# How old are you?



## skropi (Mar 22, 2018)

As the title says, how old are you all guys?
I am in this world 37 winters already.


----------



## scouser (Jul 18, 2017)

I am 32.


----------



## The Norseman (Mar 5, 2018)

I'm 14, turning 15 on August 15th


----------



## THWACK! (Nov 25, 2010)

Almost 7 1/2.

decades


----------



## M.J (Nov 1, 2010)

Moved to "General Off Topic" section because this post isn't about slingshots.
40 going on 18 here.


----------



## devils son in law (Sep 2, 2014)

I'm a Grandpa ... 54


----------



## lunasling (Apr 5, 2015)

65 yrs young !

Sent from my iPod touch using Tapatalk


----------



## Joey Jfive Lujan (Jan 19, 2015)

33 ... but my wife says I act like a boy lol

Sent from my SM-G955U using Tapatalk


----------



## Tag (Jun 11, 2014)

66


----------



## Ordo (Feb 11, 2018)

*50* What did I win?
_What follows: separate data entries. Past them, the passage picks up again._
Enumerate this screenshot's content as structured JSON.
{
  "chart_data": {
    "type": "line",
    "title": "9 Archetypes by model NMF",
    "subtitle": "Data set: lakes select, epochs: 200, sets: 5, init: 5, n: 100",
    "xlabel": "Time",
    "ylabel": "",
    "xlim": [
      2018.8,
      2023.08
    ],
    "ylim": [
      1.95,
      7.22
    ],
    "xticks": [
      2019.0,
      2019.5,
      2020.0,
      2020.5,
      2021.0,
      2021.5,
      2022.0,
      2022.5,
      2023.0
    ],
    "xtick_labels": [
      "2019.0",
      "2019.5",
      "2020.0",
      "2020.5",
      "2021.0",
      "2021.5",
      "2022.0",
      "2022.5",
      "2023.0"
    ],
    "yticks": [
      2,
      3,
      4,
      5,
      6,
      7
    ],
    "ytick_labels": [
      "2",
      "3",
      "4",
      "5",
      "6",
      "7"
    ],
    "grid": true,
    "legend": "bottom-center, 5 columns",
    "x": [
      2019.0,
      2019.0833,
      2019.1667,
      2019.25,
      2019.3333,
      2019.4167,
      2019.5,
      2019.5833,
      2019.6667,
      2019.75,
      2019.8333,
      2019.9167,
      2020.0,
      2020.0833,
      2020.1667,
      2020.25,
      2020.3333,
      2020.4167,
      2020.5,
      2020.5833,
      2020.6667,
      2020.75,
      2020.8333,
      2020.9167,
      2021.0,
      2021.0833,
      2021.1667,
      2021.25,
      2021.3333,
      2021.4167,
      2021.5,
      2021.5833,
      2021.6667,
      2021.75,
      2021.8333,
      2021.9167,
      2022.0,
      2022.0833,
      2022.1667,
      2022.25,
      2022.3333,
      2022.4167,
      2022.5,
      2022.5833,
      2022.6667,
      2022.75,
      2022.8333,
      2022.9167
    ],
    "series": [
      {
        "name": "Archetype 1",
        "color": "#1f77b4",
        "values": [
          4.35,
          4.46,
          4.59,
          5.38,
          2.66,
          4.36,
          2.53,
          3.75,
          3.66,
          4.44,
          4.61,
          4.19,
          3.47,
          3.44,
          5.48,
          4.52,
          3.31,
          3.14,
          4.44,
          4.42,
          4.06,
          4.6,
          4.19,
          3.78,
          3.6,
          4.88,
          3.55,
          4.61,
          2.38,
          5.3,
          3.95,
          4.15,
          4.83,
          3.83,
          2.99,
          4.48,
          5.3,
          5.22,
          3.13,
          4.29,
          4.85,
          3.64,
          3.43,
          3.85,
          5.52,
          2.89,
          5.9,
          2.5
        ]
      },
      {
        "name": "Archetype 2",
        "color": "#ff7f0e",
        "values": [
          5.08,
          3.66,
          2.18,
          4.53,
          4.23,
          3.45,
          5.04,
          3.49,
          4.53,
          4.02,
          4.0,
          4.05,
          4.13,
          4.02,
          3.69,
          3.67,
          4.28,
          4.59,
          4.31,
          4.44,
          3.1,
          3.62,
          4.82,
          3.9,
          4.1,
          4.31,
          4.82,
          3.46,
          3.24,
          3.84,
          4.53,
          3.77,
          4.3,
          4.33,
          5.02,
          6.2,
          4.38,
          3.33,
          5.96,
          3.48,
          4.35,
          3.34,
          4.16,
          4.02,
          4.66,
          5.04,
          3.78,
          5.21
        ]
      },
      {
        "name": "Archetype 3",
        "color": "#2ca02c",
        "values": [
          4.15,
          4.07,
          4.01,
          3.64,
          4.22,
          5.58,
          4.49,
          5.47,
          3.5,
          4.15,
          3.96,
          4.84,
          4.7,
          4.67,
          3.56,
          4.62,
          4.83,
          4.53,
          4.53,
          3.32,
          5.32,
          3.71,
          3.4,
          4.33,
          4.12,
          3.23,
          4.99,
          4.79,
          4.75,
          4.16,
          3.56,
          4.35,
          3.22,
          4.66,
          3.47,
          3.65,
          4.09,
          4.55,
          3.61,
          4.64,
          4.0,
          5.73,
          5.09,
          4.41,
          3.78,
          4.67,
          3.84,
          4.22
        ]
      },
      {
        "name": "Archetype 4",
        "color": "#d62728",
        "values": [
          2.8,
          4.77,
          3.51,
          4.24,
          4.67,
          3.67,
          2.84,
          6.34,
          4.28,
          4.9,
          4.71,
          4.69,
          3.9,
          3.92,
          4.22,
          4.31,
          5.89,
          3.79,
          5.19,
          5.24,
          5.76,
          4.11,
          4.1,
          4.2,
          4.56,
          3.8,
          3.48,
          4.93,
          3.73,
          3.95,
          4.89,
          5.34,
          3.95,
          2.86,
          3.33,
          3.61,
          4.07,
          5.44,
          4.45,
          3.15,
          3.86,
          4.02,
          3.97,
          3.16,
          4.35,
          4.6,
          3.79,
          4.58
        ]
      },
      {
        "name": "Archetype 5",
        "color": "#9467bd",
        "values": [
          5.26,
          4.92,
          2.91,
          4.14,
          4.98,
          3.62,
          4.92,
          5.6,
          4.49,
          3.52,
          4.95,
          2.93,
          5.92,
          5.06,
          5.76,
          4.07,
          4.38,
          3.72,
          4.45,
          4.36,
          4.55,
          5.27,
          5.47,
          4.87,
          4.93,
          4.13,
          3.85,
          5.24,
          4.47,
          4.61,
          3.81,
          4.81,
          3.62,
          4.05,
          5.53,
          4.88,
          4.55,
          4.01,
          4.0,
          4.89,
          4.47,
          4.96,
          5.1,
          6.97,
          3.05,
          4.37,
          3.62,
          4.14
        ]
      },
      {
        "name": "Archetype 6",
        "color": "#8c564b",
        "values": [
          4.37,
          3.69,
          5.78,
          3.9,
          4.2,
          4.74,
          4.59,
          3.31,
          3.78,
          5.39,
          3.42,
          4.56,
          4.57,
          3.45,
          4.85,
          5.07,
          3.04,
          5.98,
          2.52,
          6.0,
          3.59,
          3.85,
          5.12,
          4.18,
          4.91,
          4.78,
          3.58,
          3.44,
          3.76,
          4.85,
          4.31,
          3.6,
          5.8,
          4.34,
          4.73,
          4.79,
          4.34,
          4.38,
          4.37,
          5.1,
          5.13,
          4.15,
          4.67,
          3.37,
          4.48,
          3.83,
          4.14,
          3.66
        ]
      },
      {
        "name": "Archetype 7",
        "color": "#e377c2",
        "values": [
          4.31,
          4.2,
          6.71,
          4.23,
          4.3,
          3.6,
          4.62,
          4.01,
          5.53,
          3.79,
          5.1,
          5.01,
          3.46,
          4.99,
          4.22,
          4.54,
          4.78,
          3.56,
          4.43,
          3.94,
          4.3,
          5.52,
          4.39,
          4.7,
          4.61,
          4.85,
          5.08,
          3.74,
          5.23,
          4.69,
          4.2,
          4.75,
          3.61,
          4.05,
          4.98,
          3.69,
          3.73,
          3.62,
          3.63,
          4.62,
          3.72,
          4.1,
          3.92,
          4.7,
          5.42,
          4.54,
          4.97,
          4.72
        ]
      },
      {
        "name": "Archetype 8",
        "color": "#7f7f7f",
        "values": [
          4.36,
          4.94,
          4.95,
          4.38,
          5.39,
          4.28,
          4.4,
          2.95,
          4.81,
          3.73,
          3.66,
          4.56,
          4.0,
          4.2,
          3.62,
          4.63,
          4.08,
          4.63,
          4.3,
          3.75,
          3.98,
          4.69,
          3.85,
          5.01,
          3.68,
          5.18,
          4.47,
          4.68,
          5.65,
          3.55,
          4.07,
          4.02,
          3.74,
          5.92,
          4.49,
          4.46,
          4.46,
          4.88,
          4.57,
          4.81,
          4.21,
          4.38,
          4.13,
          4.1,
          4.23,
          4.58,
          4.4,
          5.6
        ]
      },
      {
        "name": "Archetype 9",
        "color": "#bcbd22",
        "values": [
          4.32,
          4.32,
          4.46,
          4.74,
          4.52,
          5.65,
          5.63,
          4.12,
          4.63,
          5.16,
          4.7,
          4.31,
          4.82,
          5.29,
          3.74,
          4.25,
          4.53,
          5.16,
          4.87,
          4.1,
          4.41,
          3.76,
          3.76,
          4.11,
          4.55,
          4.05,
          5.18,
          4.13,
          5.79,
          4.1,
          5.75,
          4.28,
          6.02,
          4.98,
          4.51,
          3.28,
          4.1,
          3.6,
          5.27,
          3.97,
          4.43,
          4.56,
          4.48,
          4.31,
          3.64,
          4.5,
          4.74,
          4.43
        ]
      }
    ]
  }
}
What did I win?


----------



## skropi (Mar 22, 2018)

50??? I thought you were younger.... Well, that's my purpose for this thread, to put an age under the nick


----------



## Grandpa Grumpy (Apr 21, 2013)

63 I've been a grandpa for 10 years but I've been grumpy all my life.


----------



## Tag (Jun 11, 2014)

So if Thwack is 7 1/2 decades and Im 66 that meansI have to respect my elder


----------



## Ordo (Feb 11, 2018)

skropi said:


> 50??? I thought you were younger.... Well, that's my purpose for this thread, to put an age under the nick


So I'm 50 and I'm not young anymore... OK. Let me kill myself with a slingshot -if that's possible at all- and get back tomorrow.


----------



## skropi (Mar 22, 2018)

Ordo said:


> skropi said:
> 
> 
> > 50??? I thought you were younger.... Well, that's my purpose for this thread, to put an age under the nick
> ...


I said "younger', I never used the prohibited word "old"


----------



## Jolly Roger (Aug 14, 2017)

Tag said:


> So if Thwack is 7 1/2 decades and Im 66 that meansI have to respect my elder


Only if they act their age.

Sent from my VS988 using Tapatalk


----------



## skropi (Mar 22, 2018)

Jolly Roger said:


> Tag said:
> 
> 
> > So if Thwack is 7 1/2 decades and Im 66 that meansI have to respect my elder
> ...


You know what JR, I am really sorry we live so far apart that meeting in person is almost impossible ????


----------



## Jolly Roger (Aug 14, 2017)

skropi said:


> Jolly Roger said:
> 
> 
> > Tag said:
> ...


I know that my slingshot accuracy would drastically improve if we were to meet in person....maybe even if I knew it were going to happen I'd be doing my best to improve so as not to embareass myself.


----------



## skropi (Mar 22, 2018)

Jolly Roger said:


> skropi said:
> 
> 
> > Jolly Roger said:
> ...


I firmly believe that shooting in company of others helps a lot. Another person is more likely to notice something that we don't when we are shooting, and offer some advice.
I improved the most with my air rifle shooting when I joined a group of people and we went target shooting together.


----------



## BushpotChef (Oct 7, 2017)

26 but I feel 16 lol. @Tag I would have never guessed 66 lol 

Sent from my SM-J320W8 using Tapatalk


----------



## Buckskin Dave (Apr 4, 2018)

Ill be 54 in a few weeks.


----------



## raventree78 (Apr 20, 2016)

I'm 40 even on the 16th of this month


----------



## faca (Dec 24, 2009)

I'm 52 

Enviado desde mi VTR-L29 mediante Tapatalk


----------



## Tree Man (Jun 30, 2016)

I turned 50 in May.


----------



## Smoketown (Mar 26, 2016)

67 and ... Getting old doesn't mean that you have to grow up ... :neener:

Cheers,

Smoketown


----------